On August 24 (Old Style) or on September 5 (New Style), 1890 in the old comfortable Troitskaya church "a son of kollezhsky registrator" Orest Kostyurin and "a daughter of a retired non-commissioned officer" Olga Gerassimova got married. There are no wedding photographs but we can imagine the couple without them: fiance - a strong and handsome man of thirty with a nice small beard, and 25 year-old bride - slim, slight and with a dark plait. The priest Vladimir Sakharov and the old parish clerk Nikita Pushkarev performed the wedding ceremony. From the parish register we learned the names of those who were with a newly married couple at the high-day. The three of the four bailsmen required were exiles - Aleksandr Nikolayevich Fyodorov, Ivan Vassilyevich Emelyantsev and Vassily Loginovich Inkov. Each of them had already decided on an activity that defined their further life. A. Fyodorov had become a famous beekeeper and was known as a senior citizen; I.Emelyantsev had become a gold miner and a merchant. The founder and the owner of the first pharmacy in the city V.Inkov once was called "pharmacy assistant" - people kept calling him so for the rest of his life. When O.Kostyurin married O.Gerassimova he got in-laws. Olga Georgiyevna (more often they called her Olga Egorovna) had five brothers. Three of them became churchmen; a lot is written about Boris Gerassimov, the youngest of the brothers, a famous regional ethnographer, scientist and public figure. Apparently the brothers did not approve the sister's decision to marry a man whose lag was over about a year ago. But the fiance had also sisters: Feodossiya, Elizaveta and Aleksandra. They supported Olga and were on friendly terms.
How many children did Orest Fyodorovich have? According to the museum sources he had a son named Viktor. The son continued his father's business. He studied in Germany, returned to Ust Kamenogorsk and began to work as an engineer. According to old-timers, he took part in engineering the "Echo" ("Ekho") cinema. At a mature age Viktor proudly called himself a mechanic engineer. There's a book with the ex-libris of "mechanic engineer Viktor Orestovich Kostyurin" in the personal library of Ust Kamenogorsk citizen. When the father died and the workshop was plundered during the civil war the son tried to reopen it...

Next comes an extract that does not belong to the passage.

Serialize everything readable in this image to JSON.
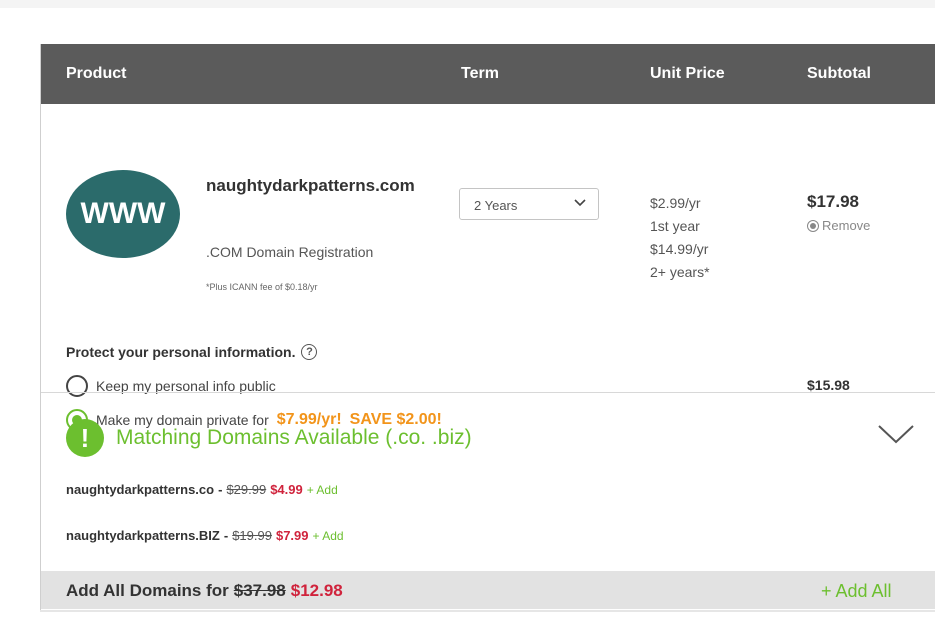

Viktor was the only son and in 1893 a girl baptized like her mother Olga was born. The second daughter born in September 1894 was baptized Agafya: in 1898 Nadezhda was born. The youngest in the family Lyubasha who came into the world in 1902 did not live long: in 1904 many people died of scarlet fever in Ust Kamenogorsk.
Orest Fyodorovich himself lived 60 years which according to nowadays life expectancy is not so long. He died in November 1919. Till the last days of his life he was an example of hard work and eternal honesty in everything. He was a man of enterprise and decency; he was a talented organizer and a democratic man, he had a good sense and a kind heart.